NSW teachers are also involved in a long-running dispute over a 21 percent pay and conditions agreement which was to have gone before the Industrial Relations Commission this week but has been put off for at least another fortnight.

South Australia Catholic school teachers threaten to strike

The Independent Education Union in South Australia, which covers 6,000 Catholic school teachers, has warned that if there was no “movement” on stalled negotiations for a new work agreement by July 17 it would apply to take sanctioned industrial action. Teachers want an 18 percent pay rise over three years and a benchmark top salary of at least $75,000.

New Zealand tertiary education staff to hold stop-work meetings

Academic staff at six institutes of technology and polytechnics (ITPs) will hold stop-work meetings later this month to discuss the institutes’ demands for cuts to working conditions in a new work agreement. The Tertiary Education Union said proposed changes to hours of work and a reduction in discretionary leave would breach its “core working conditions on which its negotiating team does not bargain”.

The ITPs have not yet made any wage offer as part of their multi-employer collective agreement. The union wants a 5 percent increase to salaries and allowances and a reduction in maximum teaching hours from 825 per year to 750. Other demands include greater protection for casual staff, including workers involved in organisational change or surplus staffing reorganisations.
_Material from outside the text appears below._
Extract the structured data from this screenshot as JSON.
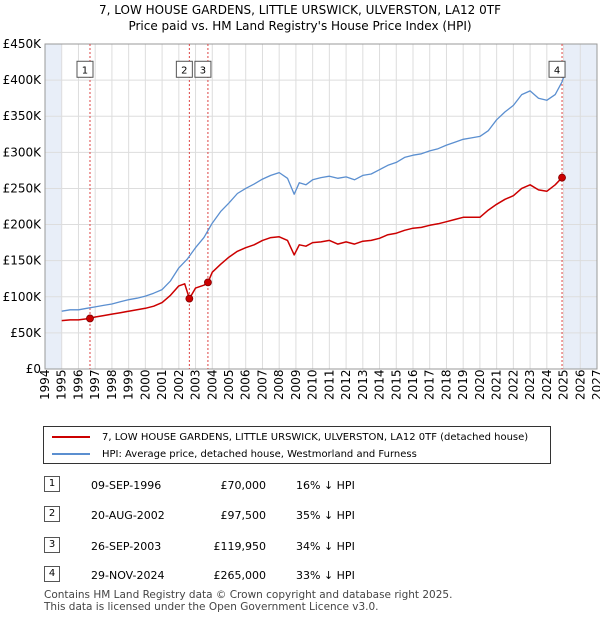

ITP institutions include Wintec, WITT, Unitec, Whitireia, NorthTec and Bay of Plenty Polytechnic.

New Zealand metal workers accept union deal

Around 2,000 Engineering, Printing and Manufacturing Union members this week ratified a multi-employer collective agreement negotiated between the union and 150 employers in the metal and manufacturing industry. However, the agreement represents an effective wage cut and prepares for job losses. It raises wages by 2 percent (well below the annual cost of living increase which stands at 3 percent), and provides for six weeks’ redundancy compensation.
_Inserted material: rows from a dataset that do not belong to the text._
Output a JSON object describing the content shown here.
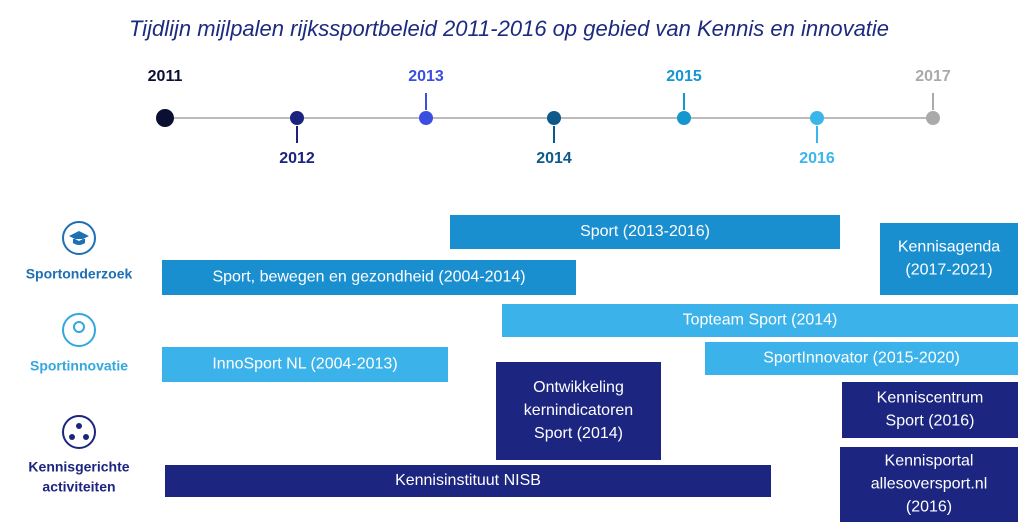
{
  "title": "Tijdlijn mijlpalen rijkssportbeleid 2011-2016 op gebied van Kennis en innovatie",
  "years": [
    "2011",
    "2012",
    "2013",
    "2014",
    "2015",
    "2016",
    "2017"
  ],
  "categories": [
    {
      "lines": [
        "Sportonderzoek"
      ]
    },
    {
      "lines": [
        "Sportinnovatie"
      ]
    },
    {
      "lines": [
        "Kennisgerichte",
        "activiteiten"
      ]
    }
  ],
  "bars": [
    {
      "lines": [
        "Sport (2013-2016)"
      ]
    },
    {
      "lines": [
        "Sport, bewegen en gezondheid (2004-2014)"
      ]
    },
    {
      "lines": [
        "Kennisagenda",
        "(2017-2021)"
      ]
    },
    {
      "lines": [
        "Topteam Sport (2014)"
      ]
    },
    {
      "lines": [
        "SportInnovator (2015-2020)"
      ]
    },
    {
      "lines": [
        "InnoSport NL (2004-2013)"
      ]
    },
    {
      "lines": [
        "Ontwikkeling",
        "kernindicatoren",
        "Sport (2014)"
      ]
    },
    {
      "lines": [
        "Kenniscentrum",
        "Sport (2016)"
      ]
    },
    {
      "lines": [
        "Kennisportal",
        "allesoversport.nl",
        "(2016)"
      ]
    },
    {
      "lines": [
        "Kennisinstituut NISB"
      ]
    }
  ]
}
The MECA is the EPMU’s largest agreement and considered a national trend-setter for wages and conditions.

Solomon Islands public servants strike enters fourth week

Public sector workers in the Solomon Islands’ Western Province are maintaining strike action begun on June 24. The strikers—including hospital, education, police, correctional service, customs, forestry, lands, and agriculture workers—are demanding compensation from the region’s government for properties lost and damaged in the April 2007 earthquake and tsunami.

Samson Maena, speaking for 200 striking employees at the Gizo Hospital, complained that the Western Province government paid $20,000 compensation to members of the provincial assembly and support staff, but health workers had received no humanitarian assistance. The government told workers last week that a paper was being prepared for Cabinet to deliberate on the issue.